Lo primero que recuerdo de mi llegada al seminario es sentir que mi forma de vestir no encajaba con aquello: llevar camisa sin cuello, chaleco, gorra marinera y bandolera de lona militar, estaba bien para moverse en aquellos tiempos por el barrio de Malasaña, pero chocaba con la forma en que vestían todos en aquel caserón, a pesar de ser tan jóvenes como yo o más. Sus chaquetas de punto y sus pantalones de tergal (o vaqueros de marca "con pinzas") les daba a todos un aire... ¿Cómo calificarlo? ¿"Pijo"?
El portero, al verme llegar, me echó una mirada de sorpresa que llevaba claramente implícita la expresión: "Otro que se ha perdido y viene aquí despistado."

Lo segundo que recuerdo es el frío. La diferencia de temperatura entre Madrid y aquello era enorme.
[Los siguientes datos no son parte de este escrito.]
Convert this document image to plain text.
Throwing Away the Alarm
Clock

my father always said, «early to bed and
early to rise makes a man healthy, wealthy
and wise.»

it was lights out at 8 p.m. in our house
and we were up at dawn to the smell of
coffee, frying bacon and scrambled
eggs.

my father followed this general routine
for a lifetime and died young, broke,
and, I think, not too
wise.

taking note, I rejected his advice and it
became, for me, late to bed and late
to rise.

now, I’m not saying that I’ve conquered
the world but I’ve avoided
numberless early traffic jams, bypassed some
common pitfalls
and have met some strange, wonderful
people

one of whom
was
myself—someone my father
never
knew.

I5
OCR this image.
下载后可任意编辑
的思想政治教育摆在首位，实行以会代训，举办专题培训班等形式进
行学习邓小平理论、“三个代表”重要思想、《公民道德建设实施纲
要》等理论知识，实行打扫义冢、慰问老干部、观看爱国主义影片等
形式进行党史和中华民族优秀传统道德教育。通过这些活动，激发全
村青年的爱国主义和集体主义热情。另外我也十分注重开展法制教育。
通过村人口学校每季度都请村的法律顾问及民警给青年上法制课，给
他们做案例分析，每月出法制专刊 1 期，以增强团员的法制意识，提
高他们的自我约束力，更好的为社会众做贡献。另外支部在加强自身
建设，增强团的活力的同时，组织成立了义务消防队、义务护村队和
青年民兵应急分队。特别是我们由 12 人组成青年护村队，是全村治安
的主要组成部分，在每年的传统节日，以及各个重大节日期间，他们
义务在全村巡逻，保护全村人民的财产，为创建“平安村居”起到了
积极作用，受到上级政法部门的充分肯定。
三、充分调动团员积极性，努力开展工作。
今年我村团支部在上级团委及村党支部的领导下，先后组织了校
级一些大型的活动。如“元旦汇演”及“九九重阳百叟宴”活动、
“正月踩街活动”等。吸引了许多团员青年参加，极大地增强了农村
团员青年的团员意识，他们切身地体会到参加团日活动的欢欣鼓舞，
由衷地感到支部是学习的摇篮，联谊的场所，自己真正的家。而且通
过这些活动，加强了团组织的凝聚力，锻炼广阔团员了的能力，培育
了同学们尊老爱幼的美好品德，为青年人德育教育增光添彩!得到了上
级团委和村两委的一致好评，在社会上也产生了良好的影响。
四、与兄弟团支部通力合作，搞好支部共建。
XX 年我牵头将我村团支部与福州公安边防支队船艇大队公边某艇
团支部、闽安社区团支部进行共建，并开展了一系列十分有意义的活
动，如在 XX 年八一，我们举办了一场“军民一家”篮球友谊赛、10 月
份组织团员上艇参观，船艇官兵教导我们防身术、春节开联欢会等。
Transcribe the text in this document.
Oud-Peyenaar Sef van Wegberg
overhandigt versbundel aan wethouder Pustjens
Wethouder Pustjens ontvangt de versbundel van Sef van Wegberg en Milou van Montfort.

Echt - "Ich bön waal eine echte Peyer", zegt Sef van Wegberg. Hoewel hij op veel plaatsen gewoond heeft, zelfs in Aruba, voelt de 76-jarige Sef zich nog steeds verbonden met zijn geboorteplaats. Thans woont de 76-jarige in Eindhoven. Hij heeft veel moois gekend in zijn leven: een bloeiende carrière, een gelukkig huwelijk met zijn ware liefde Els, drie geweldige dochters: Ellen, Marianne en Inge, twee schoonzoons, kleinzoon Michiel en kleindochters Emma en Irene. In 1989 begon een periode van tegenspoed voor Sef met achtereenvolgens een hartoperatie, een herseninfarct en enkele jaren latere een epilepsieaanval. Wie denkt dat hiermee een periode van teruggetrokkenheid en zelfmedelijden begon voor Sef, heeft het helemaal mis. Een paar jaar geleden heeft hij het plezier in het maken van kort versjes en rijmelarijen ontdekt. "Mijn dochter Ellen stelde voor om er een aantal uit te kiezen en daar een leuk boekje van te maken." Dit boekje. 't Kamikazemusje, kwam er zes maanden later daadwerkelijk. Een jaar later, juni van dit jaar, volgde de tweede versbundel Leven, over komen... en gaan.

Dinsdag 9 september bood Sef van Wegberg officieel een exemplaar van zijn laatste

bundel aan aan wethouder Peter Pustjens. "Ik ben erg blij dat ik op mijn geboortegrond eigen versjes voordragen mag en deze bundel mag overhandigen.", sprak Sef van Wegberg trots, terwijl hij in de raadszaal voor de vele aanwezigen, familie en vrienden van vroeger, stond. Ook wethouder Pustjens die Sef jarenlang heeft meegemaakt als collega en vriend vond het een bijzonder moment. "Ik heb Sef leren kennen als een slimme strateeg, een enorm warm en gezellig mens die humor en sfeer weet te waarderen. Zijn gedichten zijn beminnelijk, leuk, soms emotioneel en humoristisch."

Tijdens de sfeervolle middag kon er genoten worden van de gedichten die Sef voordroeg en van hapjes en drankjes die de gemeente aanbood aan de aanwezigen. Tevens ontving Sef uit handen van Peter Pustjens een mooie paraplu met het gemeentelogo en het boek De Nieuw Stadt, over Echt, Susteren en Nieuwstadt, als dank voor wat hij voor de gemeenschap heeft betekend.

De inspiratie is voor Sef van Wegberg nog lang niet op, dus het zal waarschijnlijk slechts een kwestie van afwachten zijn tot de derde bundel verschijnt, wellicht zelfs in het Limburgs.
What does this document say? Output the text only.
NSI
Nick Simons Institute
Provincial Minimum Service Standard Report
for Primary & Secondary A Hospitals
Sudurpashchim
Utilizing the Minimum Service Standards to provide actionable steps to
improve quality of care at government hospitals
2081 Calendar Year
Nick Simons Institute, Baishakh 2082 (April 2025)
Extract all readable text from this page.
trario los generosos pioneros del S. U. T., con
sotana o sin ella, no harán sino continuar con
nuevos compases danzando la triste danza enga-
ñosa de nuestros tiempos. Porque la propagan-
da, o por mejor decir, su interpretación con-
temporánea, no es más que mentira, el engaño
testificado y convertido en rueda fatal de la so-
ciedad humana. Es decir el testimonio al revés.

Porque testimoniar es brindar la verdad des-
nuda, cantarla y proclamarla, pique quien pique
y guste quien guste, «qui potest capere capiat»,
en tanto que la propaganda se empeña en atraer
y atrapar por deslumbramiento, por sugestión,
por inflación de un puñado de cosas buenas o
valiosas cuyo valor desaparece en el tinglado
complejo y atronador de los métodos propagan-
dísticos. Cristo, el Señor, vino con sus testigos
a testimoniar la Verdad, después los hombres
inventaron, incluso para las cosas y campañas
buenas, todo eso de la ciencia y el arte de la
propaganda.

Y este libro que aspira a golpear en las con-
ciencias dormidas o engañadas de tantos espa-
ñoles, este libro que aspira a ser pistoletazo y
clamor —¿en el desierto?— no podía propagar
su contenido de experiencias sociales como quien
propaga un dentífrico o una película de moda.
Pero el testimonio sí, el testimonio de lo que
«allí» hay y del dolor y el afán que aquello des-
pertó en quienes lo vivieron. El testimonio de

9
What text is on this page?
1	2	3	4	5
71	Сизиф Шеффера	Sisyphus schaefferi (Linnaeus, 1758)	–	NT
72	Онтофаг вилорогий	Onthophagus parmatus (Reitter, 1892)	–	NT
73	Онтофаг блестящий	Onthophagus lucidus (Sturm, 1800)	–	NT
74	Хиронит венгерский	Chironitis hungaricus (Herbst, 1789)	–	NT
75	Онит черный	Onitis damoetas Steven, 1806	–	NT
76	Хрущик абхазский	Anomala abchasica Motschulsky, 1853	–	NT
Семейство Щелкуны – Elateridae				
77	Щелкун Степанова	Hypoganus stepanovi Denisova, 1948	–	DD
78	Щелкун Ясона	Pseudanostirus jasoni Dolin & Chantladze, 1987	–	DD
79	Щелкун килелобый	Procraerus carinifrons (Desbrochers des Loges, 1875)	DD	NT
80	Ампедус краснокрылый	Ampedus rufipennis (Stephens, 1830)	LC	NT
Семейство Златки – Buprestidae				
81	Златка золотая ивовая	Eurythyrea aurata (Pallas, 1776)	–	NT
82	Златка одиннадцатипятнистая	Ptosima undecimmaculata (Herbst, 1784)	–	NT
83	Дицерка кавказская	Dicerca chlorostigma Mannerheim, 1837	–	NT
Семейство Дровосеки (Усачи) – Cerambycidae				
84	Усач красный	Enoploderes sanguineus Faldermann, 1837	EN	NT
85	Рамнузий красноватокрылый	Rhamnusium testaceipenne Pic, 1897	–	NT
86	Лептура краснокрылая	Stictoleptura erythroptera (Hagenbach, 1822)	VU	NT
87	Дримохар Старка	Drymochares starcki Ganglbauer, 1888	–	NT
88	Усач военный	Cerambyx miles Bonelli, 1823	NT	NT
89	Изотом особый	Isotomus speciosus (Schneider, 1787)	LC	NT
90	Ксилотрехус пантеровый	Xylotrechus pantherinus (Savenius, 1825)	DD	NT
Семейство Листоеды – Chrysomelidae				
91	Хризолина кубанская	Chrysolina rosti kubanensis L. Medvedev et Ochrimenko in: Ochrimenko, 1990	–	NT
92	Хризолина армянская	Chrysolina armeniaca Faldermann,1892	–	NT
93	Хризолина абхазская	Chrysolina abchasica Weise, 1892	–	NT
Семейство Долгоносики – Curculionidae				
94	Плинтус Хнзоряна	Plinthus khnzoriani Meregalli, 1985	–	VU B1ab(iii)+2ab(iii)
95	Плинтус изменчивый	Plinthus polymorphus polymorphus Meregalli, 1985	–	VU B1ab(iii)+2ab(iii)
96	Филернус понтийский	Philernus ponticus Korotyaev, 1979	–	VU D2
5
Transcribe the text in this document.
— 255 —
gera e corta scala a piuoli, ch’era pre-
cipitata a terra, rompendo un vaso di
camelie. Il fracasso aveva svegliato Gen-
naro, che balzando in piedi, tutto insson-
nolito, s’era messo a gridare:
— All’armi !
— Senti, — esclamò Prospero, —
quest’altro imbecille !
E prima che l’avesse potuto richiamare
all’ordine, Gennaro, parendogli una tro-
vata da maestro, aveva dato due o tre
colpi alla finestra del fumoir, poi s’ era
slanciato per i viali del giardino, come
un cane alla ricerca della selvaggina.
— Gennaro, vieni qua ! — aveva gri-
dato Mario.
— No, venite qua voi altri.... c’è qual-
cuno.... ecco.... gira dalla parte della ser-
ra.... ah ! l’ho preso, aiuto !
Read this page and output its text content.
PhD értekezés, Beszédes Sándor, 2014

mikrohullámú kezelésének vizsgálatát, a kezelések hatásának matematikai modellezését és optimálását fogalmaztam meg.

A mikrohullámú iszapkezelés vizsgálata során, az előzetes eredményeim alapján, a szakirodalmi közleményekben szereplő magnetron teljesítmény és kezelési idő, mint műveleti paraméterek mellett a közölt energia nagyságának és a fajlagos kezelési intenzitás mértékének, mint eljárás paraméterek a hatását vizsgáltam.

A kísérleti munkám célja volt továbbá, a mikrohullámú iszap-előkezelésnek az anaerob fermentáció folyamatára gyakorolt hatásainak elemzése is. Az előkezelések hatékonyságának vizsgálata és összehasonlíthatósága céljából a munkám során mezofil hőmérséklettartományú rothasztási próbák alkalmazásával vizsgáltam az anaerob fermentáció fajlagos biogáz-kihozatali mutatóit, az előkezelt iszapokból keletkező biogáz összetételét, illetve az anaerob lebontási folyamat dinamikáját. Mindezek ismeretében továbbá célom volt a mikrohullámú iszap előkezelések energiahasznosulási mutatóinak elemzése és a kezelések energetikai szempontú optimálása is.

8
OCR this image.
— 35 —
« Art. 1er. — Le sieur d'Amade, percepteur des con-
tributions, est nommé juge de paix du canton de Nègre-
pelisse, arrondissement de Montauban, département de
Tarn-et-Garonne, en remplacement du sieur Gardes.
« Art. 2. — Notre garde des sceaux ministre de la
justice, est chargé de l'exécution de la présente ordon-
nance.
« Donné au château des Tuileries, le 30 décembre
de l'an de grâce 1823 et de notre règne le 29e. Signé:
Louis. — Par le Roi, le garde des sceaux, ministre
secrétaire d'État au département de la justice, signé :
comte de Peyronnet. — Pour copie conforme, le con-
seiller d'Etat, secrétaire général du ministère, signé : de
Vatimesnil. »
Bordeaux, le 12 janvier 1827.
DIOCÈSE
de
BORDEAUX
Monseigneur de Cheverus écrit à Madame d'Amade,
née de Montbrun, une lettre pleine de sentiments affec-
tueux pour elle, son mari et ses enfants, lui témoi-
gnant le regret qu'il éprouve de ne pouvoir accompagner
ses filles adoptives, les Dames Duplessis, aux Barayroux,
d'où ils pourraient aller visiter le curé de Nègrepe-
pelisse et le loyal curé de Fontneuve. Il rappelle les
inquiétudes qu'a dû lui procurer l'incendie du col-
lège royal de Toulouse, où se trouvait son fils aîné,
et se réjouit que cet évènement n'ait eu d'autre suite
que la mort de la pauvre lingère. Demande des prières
Además, llegaba con ropa más apropiada para coger en hora punta el asfixiante metro de Madrid que para recorrer los gélidos pasillos de aquel enorme edificio (sólo había calefacción en las aulas, los comedores, la zona de habitaciones y las capillas).
La calefacción, en aquella construcción con casi 100 años, funcionaba a través de grandes conductos de aire caliente. Uno de ellos desembocaba en el centro del pasillo de las habitaciones, y para mantenerlas calientes había que tener las puertas abiertas. La habitación que me habían cedido "temporalmente" era la primera del pasillo (la más fría, pues el aire caliente, en lugar de meterse en la habitación, se escapaba por las rendijas de la gran puerta de acceso al pasillo), y llevaba meses cerrada. No había manera de que se templase, e invariablemente cada mañana, durante varios días, tenía que pedir una manta más por haber pasado toda la noche tiritando.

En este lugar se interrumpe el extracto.